The iconic emperor penguin march across the Antarctic ice could one day be more of an isolated waddle. Cute as they may be, emperor penguins (Aptenodytes forsteri) are in for a rough patch with the impending threat of global climate change, according to predictions of an international team of scientists.
According to a study published today in Nature Climate Change, emperor penguin colonies will see a 19 percent global decline in the next century. “For a while our model predicts that the global population size is actually going to increase but by the end of the century it’s going to have decreased significantly and it’s going to be declining quite rapidly,” says Hal Caswell, a co-author and a biologist at Woods Hole Oceanographic Institution (WHOI) in Massachusetts and the University of Amsterdam.
Some colonies will fare better than others. But two thirds of them are likely to drop by more than 50 percent by 2100, at which point the species will lose numbers by 3.2 percent each year, the study predicts.
The fate of emperor penguins is inextricably linked to sea ice. It's where these iconic Antarctic birds make their home, and their trek from their nests across the ice to the ocean to hunt for food is legendary.
Sea ice's impact on penguin populations depends on Goldilocks-like rules. “Its effects operate on different parts of their lifecycle in a subtle sort of way,” says Caswell. Too much sea ice makes foraging harder—parents spend a lot of energy and take longer to feed their young. Adult numbers drop, and many young don't make it past their adolescence. On the other hand, too little sea ice means less krill to eat and nowhere to hide from predators.
Since the 1960s, scientists have been learning all that they can about one emperor penguin colony at Terre Adélie, East Antarctica. According to previous studies, the colony in Terre Adélie could see an 81% population drop by 2100 due to warmer temperatures. But satellites have spotted 44 other colonies across the continent. Given that climate change varies regionally, just looking at one group doesn't provide a very informative picture of the fate of the species.

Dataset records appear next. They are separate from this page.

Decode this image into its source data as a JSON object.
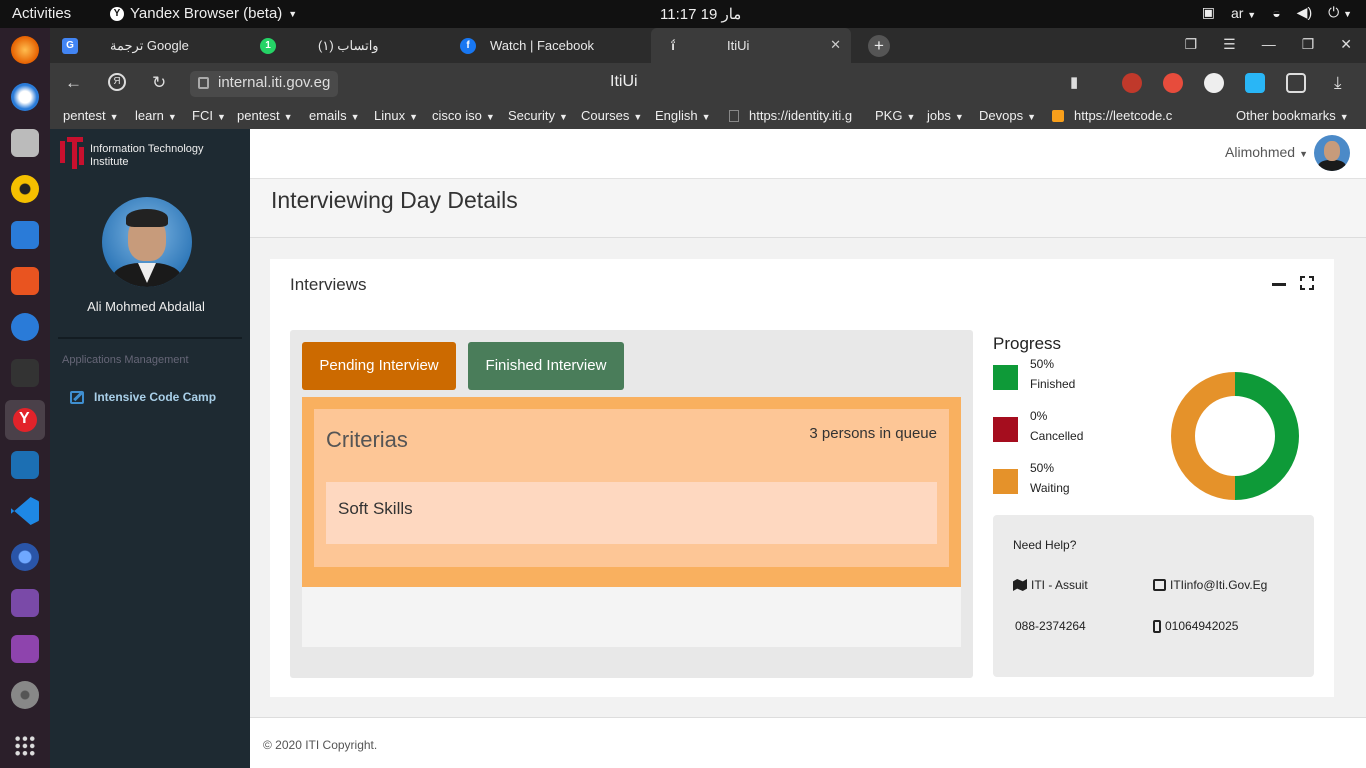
{
  "topbar": {
    "activities": "Activities",
    "app_name": "Yandex Browser (beta)",
    "clock": "مار 19  11:17",
    "lang": "ar"
  },
  "browser": {
    "tabs": [
      {
        "label": "ترجمة Google",
        "icon": "google-translate-icon",
        "color": "#4285f4"
      },
      {
        "label": "(١) واتساب",
        "icon": "whatsapp-icon",
        "color": "#25d366"
      },
      {
        "label": "Watch | Facebook",
        "icon": "facebook-icon",
        "color": "#1877f2"
      },
      {
        "label": "ItiUi",
        "icon": "iti-icon",
        "color": "#eeeeee"
      }
    ],
    "url": "internal.iti.gov.eg",
    "page_title": "ItiUi",
    "bookmarks": [
      {
        "label": "pentest",
        "folder": true
      },
      {
        "label": "learn",
        "folder": true
      },
      {
        "label": "FCI",
        "folder": true
      },
      {
        "label": "pentest",
        "folder": true
      },
      {
        "label": "emails",
        "folder": true
      },
      {
        "label": "Linux",
        "folder": true
      },
      {
        "label": "cisco iso",
        "folder": true
      },
      {
        "label": "Security",
        "folder": true
      },
      {
        "label": "Courses",
        "folder": true
      },
      {
        "label": "English",
        "folder": true
      },
      {
        "label": "https://identity.iti.g",
        "folder": false
      },
      {
        "label": "PKG",
        "folder": true
      },
      {
        "label": "jobs",
        "folder": true
      },
      {
        "label": "Devops",
        "folder": true
      },
      {
        "label": "https://leetcode.c",
        "folder": false
      }
    ],
    "other_bookmarks": "Other bookmarks"
  },
  "sidebar": {
    "logo_text_1": "Information Technology",
    "logo_text_2": "Institute",
    "user_full_name": "Ali Mohmed Abdallal",
    "section": "Applications Management",
    "menu_item": "Intensive Code Camp"
  },
  "header": {
    "username": "Alimohmed"
  },
  "page": {
    "title": "Interviewing Day Details",
    "box_title": "Interviews",
    "pending_label": "Pending Interview",
    "finished_label": "Finished Interview",
    "criterias_label": "Criterias",
    "queue_text": "3 persons in queue",
    "skill": "Soft Skills"
  },
  "progress": {
    "title": "Progress",
    "items": [
      {
        "pct": "50%",
        "label": "Finished",
        "value": 50,
        "color": "#0e9a38"
      },
      {
        "pct": "0%",
        "label": "Cancelled",
        "value": 0,
        "color": "#a50d1e"
      },
      {
        "pct": "50%",
        "label": "Waiting",
        "value": 50,
        "color": "#e5922a"
      }
    ]
  },
  "help": {
    "title": "Need Help?",
    "location": "ITI - Assuit",
    "email": "ITIinfo@Iti.Gov.Eg",
    "phone": "088-2374264",
    "mobile": "01064942025"
  },
  "footer": {
    "copyright": "© 2020 ITI Copyright."
  }
}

To get some specifics, Caswell and his colleagues came up with an algorithmic model that merged sea ice data with what they knew about how penguin populations change through mating, breeding, development, and other seasonal factors. From observing the colony at Terre Adélie, scientists have a pretty good idea of how penguin populations normally fluctuate from one year to another and how much those population growth rates vary. From climate change models, they extracted information about how much sea ice levels will change in the 45 colony locations across Antarctica. Thanks to the extensive Terre Adélie data, they also know how penguin colonies respond to sea ice changes. "Our models take into account both the effects of too much and too little sea ice in the colony area," explains co-author Stephanie Jenouvrier, also of WHOI. In overlaying these data sets, the researchers were able to extrapolate how each colony might fare, running thousands of simulations.
According to their results, most colonies will actually do okay until around 2050. In the Ross Sea, colonies will lose the least amount of sea ice, so they will actually increase, buffering overall population counts—that is, until around 2100, when they're projected to start dropping too. Colonies in the eastern Weddell Sea and the Western Indian Ocean will be hit hardest; they’ll see low sea ice and lots of variation in sea ice levels.

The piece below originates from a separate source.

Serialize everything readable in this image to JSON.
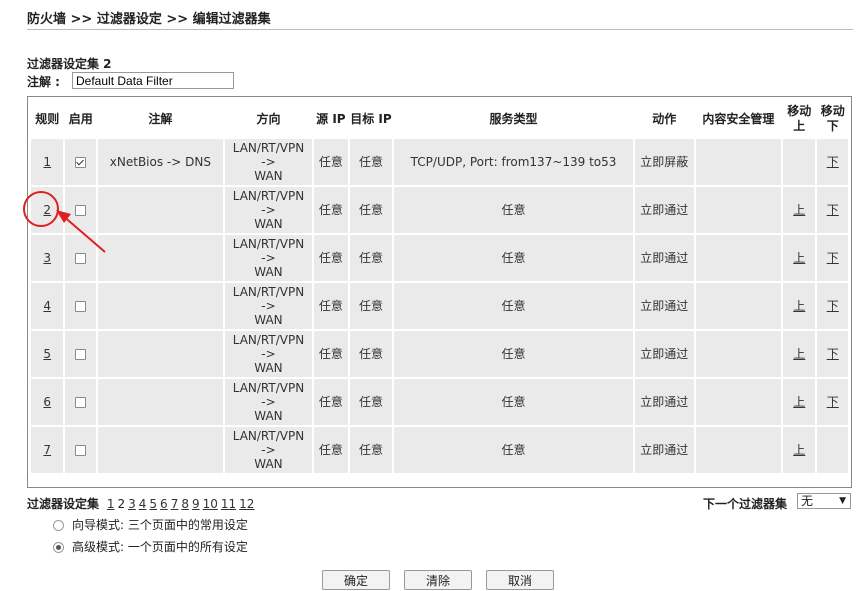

“It’s like a one-two punch,” says Caswell. It’s also consistent with what biologists are seeing in other environments that either are or will be impacted by climate change. Fluctuation, it seems, is just as important as climate extremes.
Ecological forecasting comes with a lot of ifs and maybes, though. “Predicting the future is always tricky,” admits Caswell. Both population models and climate change models come with unique uncertainties. So, the researchers tried to incorporate the whole range of possibilities into their modeling system.
For example, the Bellingshausen and the Amundsen Sea have already seen big drops in sea ice, so projections for those regions are likely less severe than what will be. In fact, one colony in that region is already totally gone—probably due to climate change.
Getting an idea of which emperor penguin colonies are in the most danger allows us to make some educated decisions regarding conservation. The U.S. Fish and Wildlife Service is considering emperor penguins for protection under the Endangered Species Act. The International Union for the Conservation of Nature (IUCN) currently lists emperor penguins as “near threatened,” but given their recent results the research team urges upping the species to endangered status.
Though the IUCN considers predicted population declines when evaluating the endangered status of species, conservationists have never really encountered a situation like climate change where the thing that’s threatening the species hasn’t gone into full effect yet but has a predictable trajectory.
“Climate change is this ongoing process. We can see that at some point in the future the effects are going to build up, become really negative, and start pushing the species toward extinction,” says Caswell. “Does that mean that it should be considered endangered because we can see that coming even though it hasn’t started yet—or not?” It’s unclear how policymakers will answer that question.
Scientists are still learning how emperor penguins will deal with a changing climate. A study published earlier this week found that emperor penguins might shift their colony locations and potentially adapt to a changing climate. Either way, perhaps emperor penguins could serve as a model for how to save a species threatened by climate change before it hits bottom.